Last week I posted about “transition me,” the right-now me that’s wedged between shedding the old and piecing together the new. A recent reader’s comment about ledges (What tipped the scales?) made me realize just how far I’ve already come in such a short while.

So here’s my ledge update: I no longer lust. I do, however, find myself tip-toeing around them. Not because I feel the gravitational pull I did only mere weeks ago, but out of … respect … for their potential. Sounds odd, I know. It’s not fear, but rather a keen sense of what (so easily) could have been.

So what is going on in my transition me head?

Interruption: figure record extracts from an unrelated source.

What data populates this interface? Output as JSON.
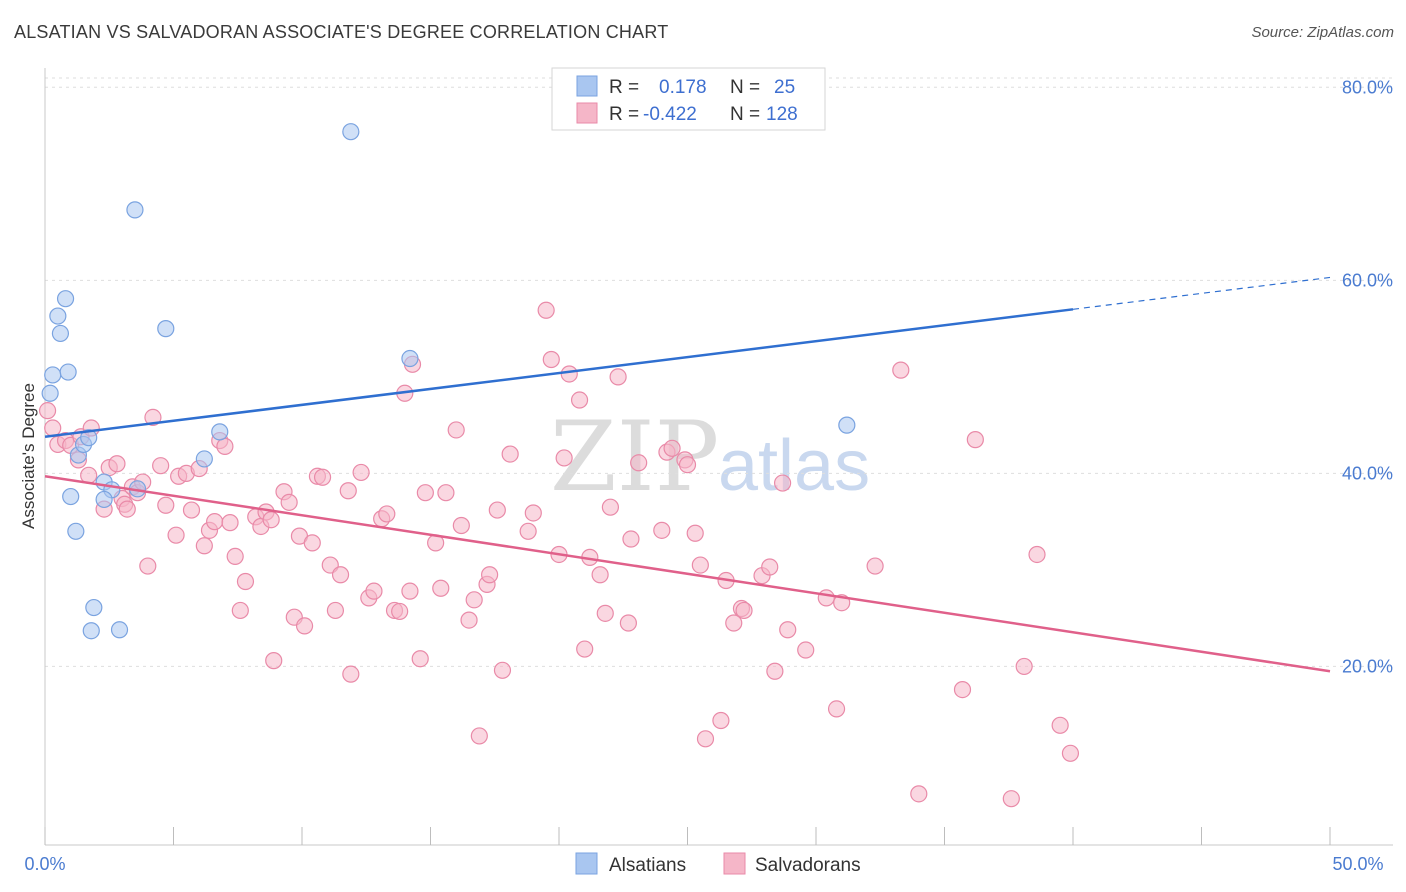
{
  "header": {
    "title": "ALSATIAN VS SALVADORAN ASSOCIATE'S DEGREE CORRELATION CHART",
    "source": "Source: ZipAtlas.com"
  },
  "watermark": {
    "zip": "ZIP",
    "atlas": "atlas"
  },
  "legend_top": {
    "rows": [
      {
        "r_label": "R =",
        "r_value": "0.178",
        "n_label": "N =",
        "n_value": "25",
        "color": "#a9c6f0"
      },
      {
        "r_label": "R =",
        "r_value": "-0.422",
        "n_label": "N =",
        "n_value": "128",
        "color": "#f5b6c8"
      }
    ]
  },
  "legend_bottom": {
    "items": [
      "Alsatians",
      "Salvadorans"
    ]
  },
  "chart_data": {
    "type": "scatter",
    "title": "ALSATIAN VS SALVADORAN ASSOCIATE'S DEGREE CORRELATION CHART",
    "xlabel": "",
    "ylabel": "Associate's Degree",
    "xlim": [
      0,
      50
    ],
    "ylim": [
      1.5,
      82
    ],
    "x_tick_labels": [
      "0.0%",
      "50.0%"
    ],
    "y_ticks": [
      20,
      40,
      60,
      80
    ],
    "y_tick_labels": [
      "20.0%",
      "40.0%",
      "60.0%",
      "80.0%"
    ],
    "grid": true,
    "legend_position": "top-center",
    "series": [
      {
        "name": "Alsatians",
        "color": "#a9c6f0",
        "stroke": "#7aa3e0",
        "trend": {
          "x0": 0,
          "y0": 43.8,
          "x1": 40,
          "y1": 57.0,
          "dashed_to_x": 50,
          "dashed_to_y": 60.3,
          "color": "#2f6fd0"
        },
        "points": [
          [
            0.2,
            48.3
          ],
          [
            0.5,
            56.3
          ],
          [
            0.6,
            54.5
          ],
          [
            0.8,
            58.1
          ],
          [
            0.9,
            50.5
          ],
          [
            0.3,
            50.2
          ],
          [
            1.0,
            37.6
          ],
          [
            1.2,
            34.0
          ],
          [
            1.3,
            41.9
          ],
          [
            1.5,
            43.0
          ],
          [
            1.7,
            43.7
          ],
          [
            1.9,
            26.1
          ],
          [
            1.8,
            23.7
          ],
          [
            2.3,
            39.1
          ],
          [
            2.6,
            38.3
          ],
          [
            2.3,
            37.3
          ],
          [
            2.9,
            23.8
          ],
          [
            3.6,
            38.4
          ],
          [
            3.5,
            67.3
          ],
          [
            4.7,
            55.0
          ],
          [
            6.2,
            41.5
          ],
          [
            6.8,
            44.3
          ],
          [
            11.9,
            75.4
          ],
          [
            14.2,
            51.9
          ],
          [
            31.2,
            45.0
          ]
        ]
      },
      {
        "name": "Salvadorans",
        "color": "#f5b6c8",
        "stroke": "#e98aa8",
        "trend": {
          "x0": 0,
          "y0": 39.7,
          "x1": 50,
          "y1": 19.5,
          "color": "#e0608a"
        },
        "points": [
          [
            0.1,
            46.5
          ],
          [
            0.3,
            44.7
          ],
          [
            0.5,
            43.0
          ],
          [
            0.8,
            43.4
          ],
          [
            1.0,
            42.9
          ],
          [
            1.3,
            41.4
          ],
          [
            1.4,
            43.8
          ],
          [
            1.7,
            39.8
          ],
          [
            1.8,
            44.7
          ],
          [
            2.3,
            36.3
          ],
          [
            2.5,
            40.6
          ],
          [
            2.8,
            41.0
          ],
          [
            3.0,
            37.4
          ],
          [
            3.1,
            36.8
          ],
          [
            3.2,
            36.3
          ],
          [
            3.4,
            38.6
          ],
          [
            3.6,
            38.0
          ],
          [
            3.8,
            39.1
          ],
          [
            4.0,
            30.4
          ],
          [
            4.2,
            45.8
          ],
          [
            4.5,
            40.8
          ],
          [
            4.7,
            36.7
          ],
          [
            5.1,
            33.6
          ],
          [
            5.2,
            39.7
          ],
          [
            5.5,
            40.0
          ],
          [
            5.7,
            36.2
          ],
          [
            6.0,
            40.5
          ],
          [
            6.2,
            32.5
          ],
          [
            6.4,
            34.1
          ],
          [
            6.6,
            35.0
          ],
          [
            6.8,
            43.4
          ],
          [
            7.0,
            42.8
          ],
          [
            7.2,
            34.9
          ],
          [
            7.4,
            31.4
          ],
          [
            7.6,
            25.8
          ],
          [
            7.8,
            28.8
          ],
          [
            8.2,
            35.5
          ],
          [
            8.4,
            34.5
          ],
          [
            8.6,
            36.0
          ],
          [
            8.8,
            35.2
          ],
          [
            8.9,
            20.6
          ],
          [
            9.3,
            38.1
          ],
          [
            9.5,
            37.0
          ],
          [
            9.7,
            25.1
          ],
          [
            9.9,
            33.5
          ],
          [
            10.1,
            24.2
          ],
          [
            10.4,
            32.8
          ],
          [
            10.6,
            39.7
          ],
          [
            10.8,
            39.6
          ],
          [
            11.1,
            30.5
          ],
          [
            11.3,
            25.8
          ],
          [
            11.5,
            29.5
          ],
          [
            11.8,
            38.2
          ],
          [
            11.9,
            19.2
          ],
          [
            12.3,
            40.1
          ],
          [
            12.6,
            27.1
          ],
          [
            12.8,
            27.8
          ],
          [
            13.1,
            35.3
          ],
          [
            13.3,
            35.8
          ],
          [
            13.6,
            25.8
          ],
          [
            13.8,
            25.7
          ],
          [
            14.0,
            48.3
          ],
          [
            14.2,
            27.8
          ],
          [
            14.3,
            51.3
          ],
          [
            14.6,
            20.8
          ],
          [
            14.8,
            38.0
          ],
          [
            15.2,
            32.8
          ],
          [
            15.4,
            28.1
          ],
          [
            15.6,
            38.0
          ],
          [
            16.0,
            44.5
          ],
          [
            16.2,
            34.6
          ],
          [
            16.5,
            24.8
          ],
          [
            16.7,
            26.9
          ],
          [
            16.9,
            12.8
          ],
          [
            17.2,
            28.5
          ],
          [
            17.3,
            29.5
          ],
          [
            17.6,
            36.2
          ],
          [
            17.8,
            19.6
          ],
          [
            18.1,
            42.0
          ],
          [
            18.8,
            34.0
          ],
          [
            19.0,
            35.9
          ],
          [
            19.5,
            56.9
          ],
          [
            19.7,
            51.8
          ],
          [
            20.0,
            31.6
          ],
          [
            20.2,
            41.6
          ],
          [
            20.4,
            50.3
          ],
          [
            20.8,
            47.6
          ],
          [
            21.0,
            21.8
          ],
          [
            21.2,
            31.3
          ],
          [
            21.6,
            29.5
          ],
          [
            21.8,
            25.5
          ],
          [
            22.0,
            36.5
          ],
          [
            22.3,
            50.0
          ],
          [
            22.7,
            24.5
          ],
          [
            22.8,
            33.2
          ],
          [
            23.1,
            41.1
          ],
          [
            24.0,
            34.1
          ],
          [
            24.2,
            42.2
          ],
          [
            24.4,
            42.6
          ],
          [
            24.9,
            41.4
          ],
          [
            25.0,
            40.9
          ],
          [
            25.3,
            33.8
          ],
          [
            25.5,
            30.5
          ],
          [
            25.7,
            12.5
          ],
          [
            26.3,
            14.4
          ],
          [
            26.5,
            28.9
          ],
          [
            26.8,
            24.5
          ],
          [
            27.1,
            26.0
          ],
          [
            27.2,
            25.8
          ],
          [
            27.9,
            29.4
          ],
          [
            28.2,
            30.3
          ],
          [
            28.4,
            19.5
          ],
          [
            28.7,
            39.0
          ],
          [
            28.9,
            23.8
          ],
          [
            29.6,
            21.7
          ],
          [
            30.4,
            27.1
          ],
          [
            30.8,
            15.6
          ],
          [
            31.0,
            26.6
          ],
          [
            32.3,
            30.4
          ],
          [
            33.3,
            50.7
          ],
          [
            34.0,
            6.8
          ],
          [
            35.7,
            17.6
          ],
          [
            36.2,
            43.5
          ],
          [
            37.6,
            6.3
          ],
          [
            38.1,
            20.0
          ],
          [
            38.6,
            31.6
          ],
          [
            39.5,
            13.9
          ],
          [
            39.9,
            11.0
          ]
        ]
      }
    ]
  }
}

  • There’s anxiety. Mainly for good reasons though. Major life changes, so anxiety is par.
  • There’s some obsession. I’m still obsessing some about all the bad things that could happen to the baby — falling off a balcony, rolling down the stairs (what a minute, he already did that!), getting burned in the kitchen while I’m cooking (this is a newer one), being in a car wreck (this is an old one resurfaced) — but they send me into panic attacks less and less.

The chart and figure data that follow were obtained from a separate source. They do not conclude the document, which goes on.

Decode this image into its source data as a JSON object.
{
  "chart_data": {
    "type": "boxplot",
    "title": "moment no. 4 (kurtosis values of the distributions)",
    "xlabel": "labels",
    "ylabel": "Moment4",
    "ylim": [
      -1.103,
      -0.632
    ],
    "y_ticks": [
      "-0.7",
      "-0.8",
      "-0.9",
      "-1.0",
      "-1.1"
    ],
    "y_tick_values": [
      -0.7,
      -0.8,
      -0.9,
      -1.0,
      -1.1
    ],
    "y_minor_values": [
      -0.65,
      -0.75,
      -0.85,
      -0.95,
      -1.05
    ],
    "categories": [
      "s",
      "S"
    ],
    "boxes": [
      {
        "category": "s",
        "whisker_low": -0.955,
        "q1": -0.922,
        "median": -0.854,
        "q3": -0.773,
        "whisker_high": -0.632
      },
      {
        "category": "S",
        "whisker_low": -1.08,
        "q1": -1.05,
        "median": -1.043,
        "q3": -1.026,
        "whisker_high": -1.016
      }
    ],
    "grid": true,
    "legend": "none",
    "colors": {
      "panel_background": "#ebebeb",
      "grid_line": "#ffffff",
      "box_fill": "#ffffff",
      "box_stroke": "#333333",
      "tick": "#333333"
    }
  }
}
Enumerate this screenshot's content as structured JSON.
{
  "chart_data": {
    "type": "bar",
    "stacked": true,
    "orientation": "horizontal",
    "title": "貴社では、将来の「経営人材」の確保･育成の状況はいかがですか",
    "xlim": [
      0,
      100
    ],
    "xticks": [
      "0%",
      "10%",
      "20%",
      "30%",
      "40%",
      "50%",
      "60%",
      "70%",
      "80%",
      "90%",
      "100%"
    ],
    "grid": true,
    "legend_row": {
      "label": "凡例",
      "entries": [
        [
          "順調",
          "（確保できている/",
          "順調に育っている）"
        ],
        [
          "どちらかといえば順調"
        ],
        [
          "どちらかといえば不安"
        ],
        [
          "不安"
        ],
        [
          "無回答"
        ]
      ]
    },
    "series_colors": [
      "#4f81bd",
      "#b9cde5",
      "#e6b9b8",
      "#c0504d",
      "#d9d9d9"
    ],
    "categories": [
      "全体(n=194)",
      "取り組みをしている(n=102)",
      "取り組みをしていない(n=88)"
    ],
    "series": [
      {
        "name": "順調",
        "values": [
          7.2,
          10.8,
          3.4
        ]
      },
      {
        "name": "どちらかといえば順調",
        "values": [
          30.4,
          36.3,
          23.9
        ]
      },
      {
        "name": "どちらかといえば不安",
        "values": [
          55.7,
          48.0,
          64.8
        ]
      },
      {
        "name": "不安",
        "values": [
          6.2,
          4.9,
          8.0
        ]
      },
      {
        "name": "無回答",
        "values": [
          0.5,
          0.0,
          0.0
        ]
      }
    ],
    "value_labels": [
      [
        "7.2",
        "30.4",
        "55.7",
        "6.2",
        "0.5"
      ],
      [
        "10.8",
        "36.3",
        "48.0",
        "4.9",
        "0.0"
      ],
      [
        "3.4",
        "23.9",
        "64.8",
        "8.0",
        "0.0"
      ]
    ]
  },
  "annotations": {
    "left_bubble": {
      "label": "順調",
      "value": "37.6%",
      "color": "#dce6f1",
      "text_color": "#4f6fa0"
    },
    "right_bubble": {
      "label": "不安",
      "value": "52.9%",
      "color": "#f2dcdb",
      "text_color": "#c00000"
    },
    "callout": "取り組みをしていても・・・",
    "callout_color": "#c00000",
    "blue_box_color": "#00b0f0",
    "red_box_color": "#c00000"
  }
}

  • There is still some cutting. I still have random flashes of me getting cut by all kinds of sharp things. And when I have flashes of the baby getting hurt, it’s worse. Like I’m trying to interrupt and stifle those thoughts and images by inflicting harm on myself, though just in my head.

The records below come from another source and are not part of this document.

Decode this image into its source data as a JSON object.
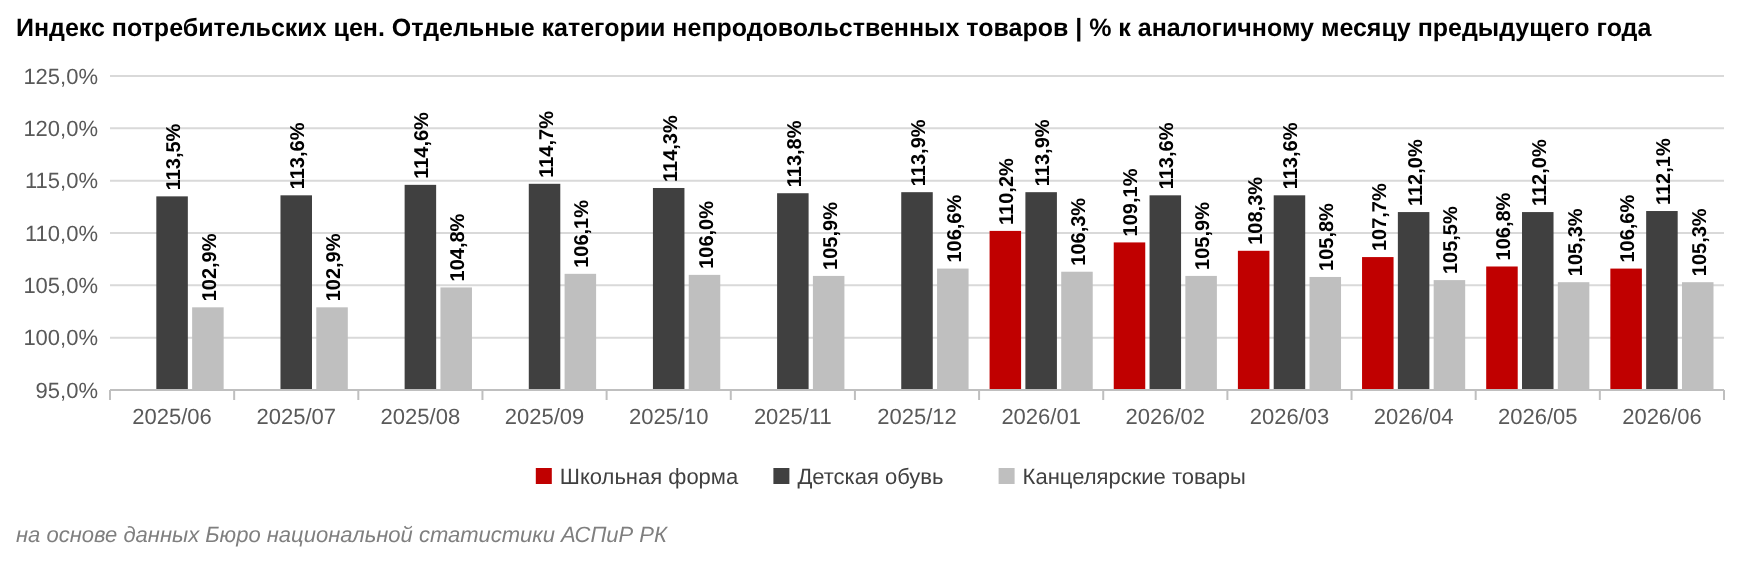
{
  "chart_data": {
    "type": "bar",
    "title": "Индекс потребительских цен. Отдельные категории непродовольственных товаров | % к аналогичному месяцу предыдущего года",
    "categories": [
      "2025/06",
      "2025/07",
      "2025/08",
      "2025/09",
      "2025/10",
      "2025/11",
      "2025/12",
      "2026/01",
      "2026/02",
      "2026/03",
      "2026/04",
      "2026/05",
      "2026/06"
    ],
    "series": [
      {
        "name": "Школьная форма",
        "color": "#c00000",
        "values": [
          null,
          null,
          null,
          null,
          null,
          null,
          null,
          110.2,
          109.1,
          108.3,
          107.7,
          106.8,
          106.6
        ],
        "value_labels": [
          null,
          null,
          null,
          null,
          null,
          null,
          null,
          "110,2%",
          "109,1%",
          "108,3%",
          "107,7%",
          "106,8%",
          "106,6%"
        ]
      },
      {
        "name": "Детская обувь",
        "color": "#404040",
        "values": [
          113.5,
          113.6,
          114.6,
          114.7,
          114.3,
          113.8,
          113.9,
          113.9,
          113.6,
          113.6,
          112.0,
          112.0,
          112.1
        ],
        "value_labels": [
          "113,5%",
          "113,6%",
          "114,6%",
          "114,7%",
          "114,3%",
          "113,8%",
          "113,9%",
          "113,9%",
          "113,6%",
          "113,6%",
          "112,0%",
          "112,0%",
          "112,1%"
        ]
      },
      {
        "name": "Канцелярские товары",
        "color": "#bfbfbf",
        "values": [
          102.9,
          102.9,
          104.8,
          106.1,
          106.0,
          105.9,
          106.6,
          106.3,
          105.9,
          105.8,
          105.5,
          105.3,
          105.3
        ],
        "value_labels": [
          "102,9%",
          "102,9%",
          "104,8%",
          "106,1%",
          "106,0%",
          "105,9%",
          "106,6%",
          "106,3%",
          "105,9%",
          "105,8%",
          "105,5%",
          "105,3%",
          "105,3%"
        ]
      }
    ],
    "ylim": [
      95,
      125
    ],
    "yticks": [
      {
        "value": 95,
        "label": "95,0%"
      },
      {
        "value": 100,
        "label": "100,0%"
      },
      {
        "value": 105,
        "label": "105,0%"
      },
      {
        "value": 110,
        "label": "110,0%"
      },
      {
        "value": 115,
        "label": "115,0%"
      },
      {
        "value": 120,
        "label": "120,0%"
      },
      {
        "value": 125,
        "label": "125,0%"
      }
    ],
    "grid": "y",
    "legend": "bottom",
    "annotations": [
      "на основе данных Бюро национальной статистики АСПиР РК"
    ]
  }
}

  • There’s some avoidance. I really, really don’t want to deal with my short term disability and some related leave issues for work. So I haven’t. Which is bad and only getting worse by the day, but I just can’t bring myself to deal with it for some reason. Maybe it will be easier once I decide once and for all what I’m going to tell my bosses…if I’m coming back or not. The fact that I can’t deal with any of it is probably a good indicator that I’m not ready to be back at work.
  • There’s a hint of libido. Nuff said.
  • There’s forgetfulness. Still forgetting to do things, where I’m going when driving, and conversations I’ve had. Forgot an appointment today with my therapist. Forgot a class I had signed up for. This is really, really not like me. But I’m not even that worried about it because…
  • There’s still a vacantness. I’m starting to get used to it now. I feel more nonchalant than I think I have in my entire life. It’s not apathy, but a recognition of the fact that “there’s nothing I can do about it now so why worry about it and in the grand scheme of things how much does it really matter anyways?” The problem with this is that nearly everything is on the same level. Missed an appointment? Whatever. Didn’t give the baby a bath again today? He’ll live. Co-worker still missing in Haiti? Bummer. And this last one really bothers me. Both in my head and heart I feel for her and her family, yet I can’t fully feel the pain I know is there. Maybe that’s a good thing. Maybe it’s more than I could handle right now. But it sure makes me feel like an insensitive jerk.
  • There is some joy. Thought I’d end on a happier note. There actually is some joy. Watching z-baby take those first wobbly steps is sometimes more than I can take. And I as find my way through this muck, I feel stronger and more and more proud of myself. Some days still suck (that’s why I didn’t post yesterday). But some don’t. And for now, that’s joy enough.